I’ve been learning some interesting things lately and I’d like to invite you along: to also learn, to converse, to just sit back and read, whatever you’d like.
I was recently listening to a podcast (Worklife with Adam Grant) where the host had a conversation with Brené Brown about vulnerability. (By the way, if you haven’t heard Brené talk about vulnerability, you really should. There’s a link to this particular podcast below as a start.) As she was talking about shame in relation to vulnerability, she explained that, rather than “women” and “men,” she likes to talk about “people who pursue feminine norms” and “people who pursue masculine norms.” That was the first thing I found interesting. Her distinction helped open the door to hear what she said in a way I may not have had she talked about men and women. She said that people who pursue feminine norms tend to seek perfection and feel vulnerable when they don’t achieve it. And people who pursue masculine norms seek strength and feel vulnerable when they don’t achieve it. This was a revelation! It explains so much of my inner life! I feel both of those equally! I berate myself for not being perfect when I don’t measure up. I also berate myself for not being strong enough, tough enough. They’re both there!
If this aspect of a binary gender person’s self can look like a circle with a central point (perfection or strength), I can now see myself as an ellipse with two foci instead of one focus. It gives me space to have more compassion on myself. Most people find it challenging to be vulnerable with a single-focus source of shame. Imagine how challenging it is to wrangle with two. Since hearing this and forming this picture, I have found evidence of it popping up regularly. For example, after not feeling well and not exercising for a while, I went for a long walk. At about the 3.5km mark – halfway – I realized my pace was very slow and I was feeling like this was hard work. I’ve walked this 7km loop many, many times and it gets me sweaty and is work at my usual pace, but I don’t often feel winded and concerned about getting back home. My inner dialogue was about picking up the pace and ignoring my body’s signals of feeling spent. I felt a strong need to prove my strength, even if only to myself.

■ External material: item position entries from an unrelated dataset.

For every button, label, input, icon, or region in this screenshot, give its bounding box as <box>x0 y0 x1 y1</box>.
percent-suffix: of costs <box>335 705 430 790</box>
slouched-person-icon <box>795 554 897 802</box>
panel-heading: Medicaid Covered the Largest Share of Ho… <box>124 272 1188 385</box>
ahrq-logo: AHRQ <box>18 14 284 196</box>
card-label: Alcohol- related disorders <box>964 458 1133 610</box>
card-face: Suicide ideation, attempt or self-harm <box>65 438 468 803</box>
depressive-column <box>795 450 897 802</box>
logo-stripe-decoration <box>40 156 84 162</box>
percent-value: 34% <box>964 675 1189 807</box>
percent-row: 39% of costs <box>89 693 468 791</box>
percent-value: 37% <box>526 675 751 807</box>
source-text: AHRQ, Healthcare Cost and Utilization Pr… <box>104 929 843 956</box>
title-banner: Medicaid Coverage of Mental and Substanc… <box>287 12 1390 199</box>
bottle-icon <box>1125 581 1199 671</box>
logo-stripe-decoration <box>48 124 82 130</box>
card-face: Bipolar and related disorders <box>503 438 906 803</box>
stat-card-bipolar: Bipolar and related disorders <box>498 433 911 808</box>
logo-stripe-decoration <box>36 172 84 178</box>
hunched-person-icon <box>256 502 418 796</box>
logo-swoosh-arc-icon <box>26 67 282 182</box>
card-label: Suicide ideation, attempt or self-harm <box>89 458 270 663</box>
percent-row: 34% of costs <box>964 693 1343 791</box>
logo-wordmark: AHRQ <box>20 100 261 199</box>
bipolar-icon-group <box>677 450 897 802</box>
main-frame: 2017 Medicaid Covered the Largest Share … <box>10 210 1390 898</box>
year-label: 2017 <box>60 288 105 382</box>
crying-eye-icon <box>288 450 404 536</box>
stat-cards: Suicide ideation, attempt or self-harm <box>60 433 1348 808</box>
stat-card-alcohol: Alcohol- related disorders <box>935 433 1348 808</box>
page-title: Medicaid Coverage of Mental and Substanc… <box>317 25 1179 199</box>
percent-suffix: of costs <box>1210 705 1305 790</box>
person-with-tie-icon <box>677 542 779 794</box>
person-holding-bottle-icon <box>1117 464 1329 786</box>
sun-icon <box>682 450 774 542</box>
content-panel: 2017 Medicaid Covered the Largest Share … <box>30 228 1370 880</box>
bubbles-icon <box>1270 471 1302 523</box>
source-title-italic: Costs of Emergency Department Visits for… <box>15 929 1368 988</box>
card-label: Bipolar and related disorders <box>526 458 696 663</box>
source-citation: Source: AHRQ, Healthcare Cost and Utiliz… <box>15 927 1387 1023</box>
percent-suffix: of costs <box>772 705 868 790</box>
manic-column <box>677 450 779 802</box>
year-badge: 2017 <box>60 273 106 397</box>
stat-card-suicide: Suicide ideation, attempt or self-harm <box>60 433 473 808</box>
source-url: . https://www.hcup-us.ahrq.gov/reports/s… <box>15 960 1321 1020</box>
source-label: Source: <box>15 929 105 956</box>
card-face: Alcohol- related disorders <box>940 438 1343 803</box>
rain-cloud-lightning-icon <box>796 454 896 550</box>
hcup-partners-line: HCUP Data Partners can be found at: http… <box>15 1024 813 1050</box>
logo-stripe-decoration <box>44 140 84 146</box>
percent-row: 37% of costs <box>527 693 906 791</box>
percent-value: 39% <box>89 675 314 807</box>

This new insight has been a helpful way of understanding my nonbinary self. With an understanding of this pull to prove strength, on this walk I could be more conscious of my inner dialogue and interrupt the spiral of self-recrimination. I could, instead, recognize the source of the thoughts and, in the moment, give myself grace. “You’ve been unwell. You haven’t done this in a while. Your body is recovering; it’s allowed to not be strong right now. And in your lack of strength you’re still a good person who is loved.” As a person who lived as a woman for many years, I recognize and am well aware of the urge to perfection. I’ve been working on that one for a while. I want to be able to see lack of perfection in myself and still feel acceptable, lovable, competent and capable. I’m making progress with that. Now I see the similar urge to strength and can begin to work on that, so in my lack of strength I can still feel acceptable, lovable, competent and capable.
I know the Spirit is on board with this plan because since this insight, I have had an unusually strong reaction to my COVID vaccine, I’ve fallen down the stairs and hurt my shoulder, and am currently suffering some throat infection. I’m not feeling very strong. But I’m still loved by God and my family, still competent in what I do have strength to do, still capable of accomplishing useful things.
What thoughts do you have? What do you think of “people who pursue masculine norms” and “people who pursue feminine norms”? Do you recognize the urge to perfection or strength? Do you recognize shame when you fall short of the ideal?